Against such a benevolent aristocracy Mr. White shows the necessity of preserving to the State its full sovereignty over land if democracy is to endure.

Land cannot be owned. It can only be used.

A labor product can be owned outright in the sense that it can be consumed. Eggs can be physically eaten up.

A land title is a franchise for use. Land cannot be consumed.

In this distinction lies the fundamental difference between a grant of land and a bill of sale of goods.

The proposition that land grants and franchises are the same in legal principle is sound law.

This being so, it follows that nothing more is granted than is directly contained in the terms of the grant.
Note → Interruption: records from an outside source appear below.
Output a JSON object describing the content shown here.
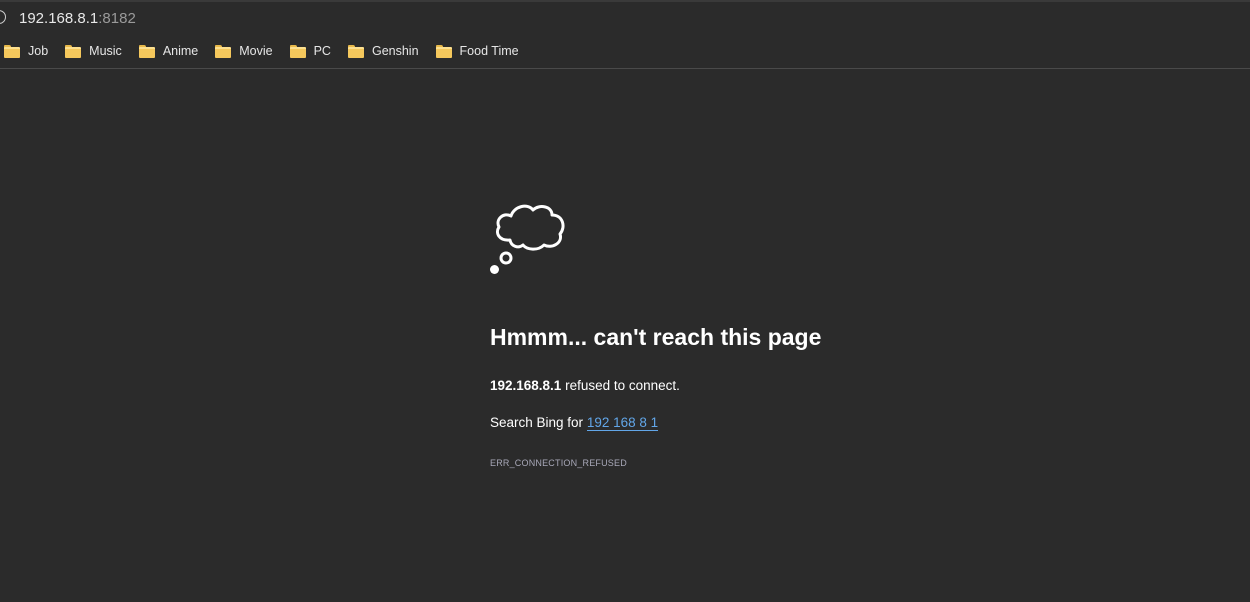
{
  "addressbar": {
    "host": "192.168.8.1",
    "port": ":8182"
  },
  "bookmarks": [
    {
      "label": "Job",
      "icon": "folder-icon"
    },
    {
      "label": "Music",
      "icon": "folder-icon"
    },
    {
      "label": "Anime",
      "icon": "folder-icon"
    },
    {
      "label": "Movie",
      "icon": "folder-icon"
    },
    {
      "label": "PC",
      "icon": "folder-icon"
    },
    {
      "label": "Genshin",
      "icon": "folder-icon"
    },
    {
      "label": "Food Time",
      "icon": "folder-icon"
    }
  ],
  "error": {
    "icon": "thought-cloud-icon",
    "headline": "Hmmm... can't reach this page",
    "host": "192.168.8.1",
    "message": " refused to connect.",
    "search_prefix": "Search Bing for ",
    "search_link": "192 168 8 1",
    "code": "ERR_CONNECTION_REFUSED"
  },
  "colors": {
    "background": "#2b2b2b",
    "link": "#62a6e8",
    "folder": "#f5c85c"
  }
}
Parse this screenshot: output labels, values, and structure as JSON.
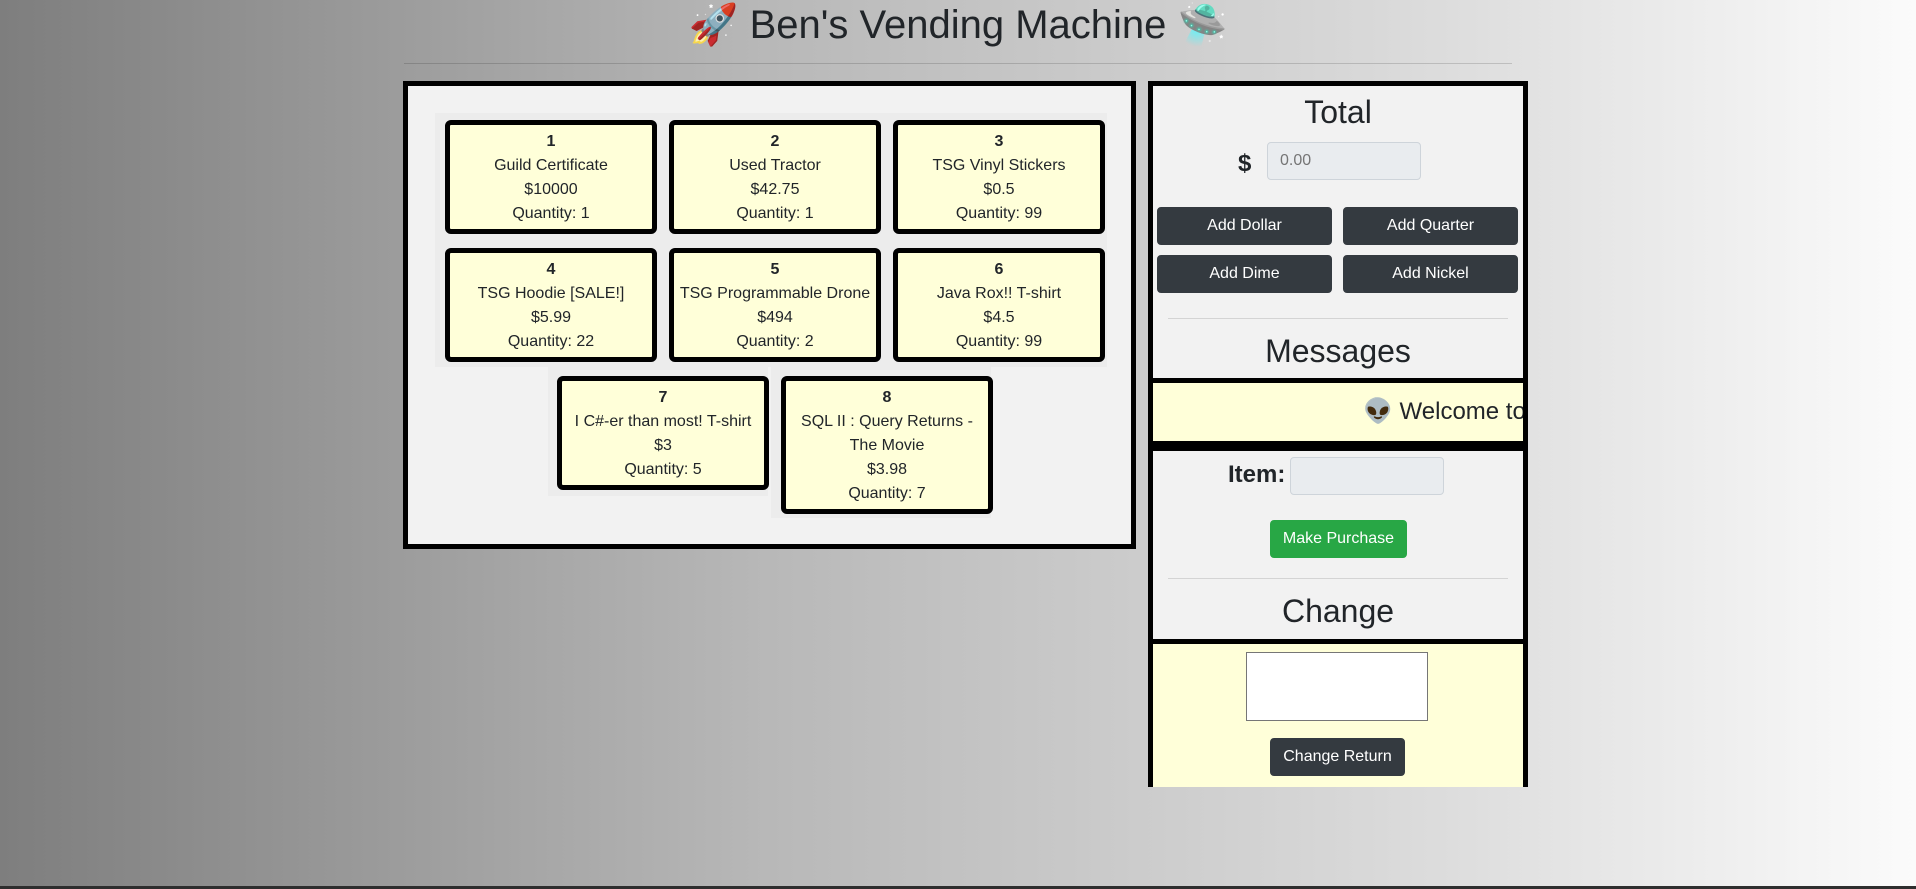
{
  "header": {
    "title": "🚀 Ben's Vending Machine 🛸"
  },
  "items": [
    {
      "number": "1",
      "name": "Guild Certificate",
      "price": "$10000",
      "quantity": "Quantity: 1"
    },
    {
      "number": "2",
      "name": "Used Tractor",
      "price": "$42.75",
      "quantity": "Quantity: 1"
    },
    {
      "number": "3",
      "name": "TSG Vinyl Stickers",
      "price": "$0.5",
      "quantity": "Quantity: 99"
    },
    {
      "number": "4",
      "name": "TSG Hoodie [SALE!]",
      "price": "$5.99",
      "quantity": "Quantity: 22"
    },
    {
      "number": "5",
      "name": "TSG Programmable Drone",
      "price": "$494",
      "quantity": "Quantity: 2"
    },
    {
      "number": "6",
      "name": "Java Rox!! T-shirt",
      "price": "$4.5",
      "quantity": "Quantity: 99"
    },
    {
      "number": "7",
      "name": "I C#-er than most! T-shirt",
      "price": "$3",
      "quantity": "Quantity: 5"
    },
    {
      "number": "8",
      "name": "SQL II : Query Returns - The Movie",
      "price": "$3.98",
      "quantity": "Quantity: 7"
    }
  ],
  "total": {
    "heading": "Total",
    "currency_symbol": "$",
    "placeholder": "0.00",
    "buttons": {
      "add_dollar": "Add Dollar",
      "add_quarter": "Add Quarter",
      "add_dime": "Add Dime",
      "add_nickel": "Add Nickel"
    }
  },
  "messages": {
    "heading": "Messages",
    "text": "👽 Welcome to"
  },
  "purchase": {
    "item_label": "Item:",
    "item_value": "",
    "button": "Make Purchase"
  },
  "change": {
    "heading": "Change",
    "value": "",
    "button": "Change Return"
  }
}
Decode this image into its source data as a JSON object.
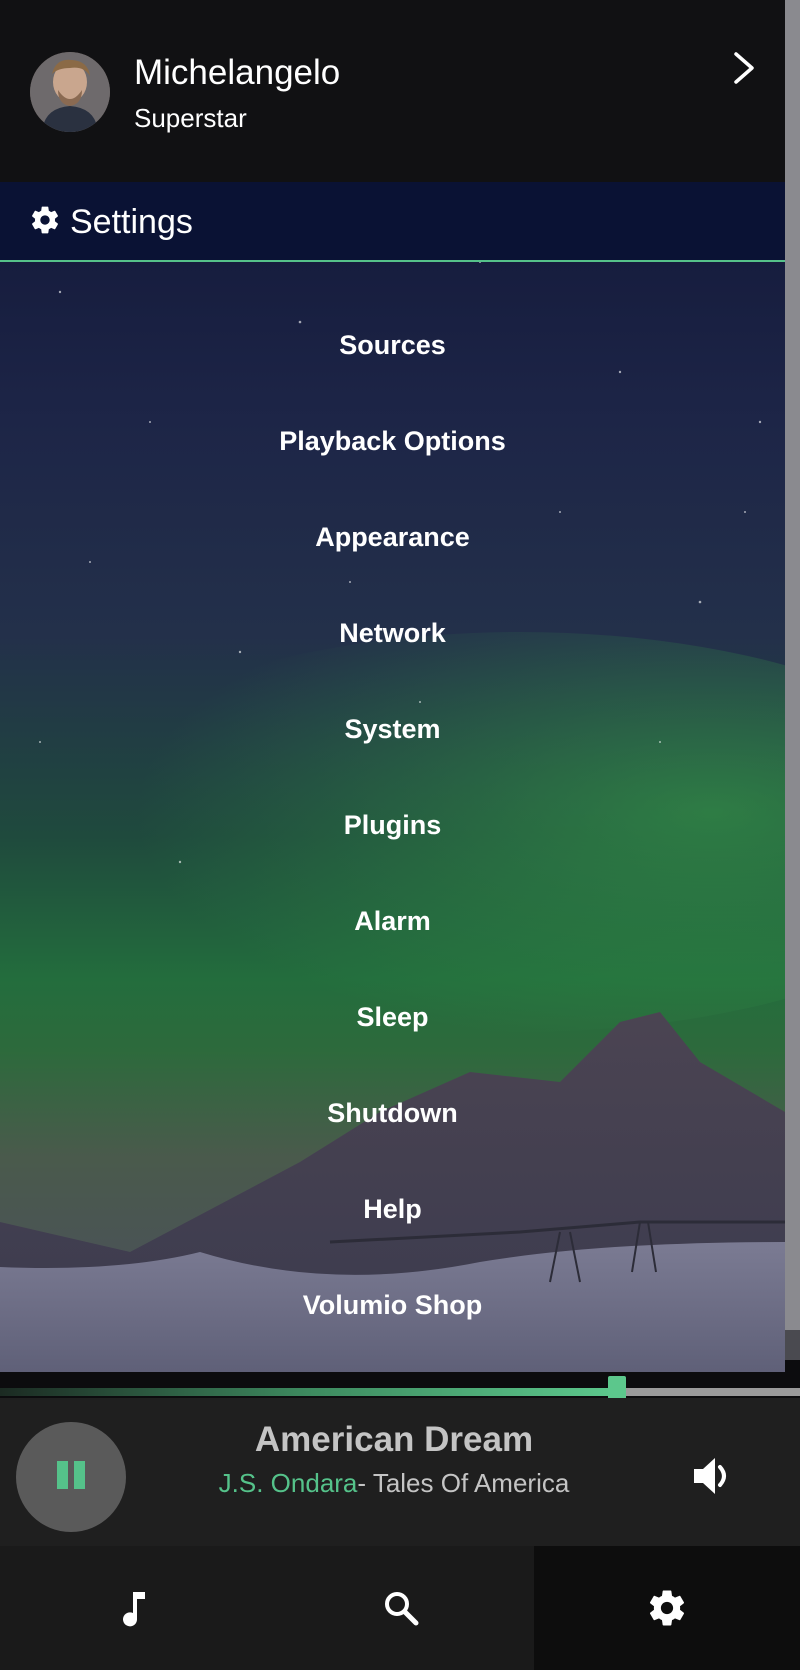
{
  "header": {
    "name": "Michelangelo",
    "subtitle": "Superstar",
    "icon_avatar": "user-avatar",
    "icon_chevron": "chevron-right-icon"
  },
  "settings": {
    "title": "Settings",
    "icon": "gear-icon"
  },
  "menu": {
    "items": [
      {
        "label": "Sources"
      },
      {
        "label": "Playback Options"
      },
      {
        "label": "Appearance"
      },
      {
        "label": "Network"
      },
      {
        "label": "System"
      },
      {
        "label": "Plugins"
      },
      {
        "label": "Alarm"
      },
      {
        "label": "Sleep"
      },
      {
        "label": "Shutdown"
      },
      {
        "label": "Help"
      },
      {
        "label": "Volumio Shop"
      }
    ]
  },
  "player": {
    "title": "American Dream",
    "artist": "J.S. Ondara",
    "album_sep": "- ",
    "album": "Tales Of America",
    "progress": 0.77,
    "state_icon": "pause-icon",
    "volume_icon": "volume-icon"
  },
  "nav": {
    "tabs": [
      {
        "name": "browse",
        "icon": "music-note-icon"
      },
      {
        "name": "search",
        "icon": "search-icon"
      },
      {
        "name": "settings",
        "icon": "gear-icon",
        "active": true
      }
    ]
  },
  "colors": {
    "accent": "#55c28a",
    "header_bg": "#111113",
    "player_bg": "#1f1f1f",
    "nav_bg": "#1a1a1a"
  }
}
A franchise grant is strictly construed in favor of the sovereignty.

A grant of land made in 1735, for example, contains no contract that conveys away values created in 193S. What is granted is contained within the four corners of the document. Nothing is contained in any deed ancient or modern that requires the community in 1935 to deliver the beneficial use of a school house, a library, a paved street or other public service upon the land without collecting the cost therefor.

Chief Justice Marshall in 1810 in a Georgia land case held that a grant by the State is a contract. In 1840, however, Justice Miller, supported by Chief Justice Chase and Justice Field, dissented in Washington University vs. Rouse (8 Wall. 443). He said:

"We do not believe that any legislative body, sitting under a State constitution of the usual character, has a right to sell, to give, or to bargain away forever the taxing power of the State ... To hold that any one of the annual legislatures can, by contract, deprive the State forever of the power of taxation, is to hold that they can destroy the government which they are appointed to serve, and that their action in that regard is strictly lawful."

The tendency of the courts is in the direction of the sound doctrine quoted. The power of the State to tax is paramount over private rights. Private possession of land, necessary to preserve the fruits of labor, does not of itself impair sovereignty. It is only when we permit the profits arising from this exercise of sovereign power to flow into private pockets that such impairment occurs.

Democracy may delegate its police power to a magistrate without impairing its sovereignty but if it were held that the magistrate acquired a vested right to his office and could administer the office for his private gain it would be a derogation of sovereignty.

Franchises for the use of streets by utility companies are no longer granted in perpetuity or for years without a valuation to be paid for use.

The true legal concept of the tenure of land as a franchise for use subject to valuation is growing in consciousness and is tending to dispel the idea that the State having granted land is without power to collect the value of the use.

This book is a strong plea for the recognition of those legal principles which constitute the foundation of democratic government and without democracy, cannot endure.

It is well worth a studious reading.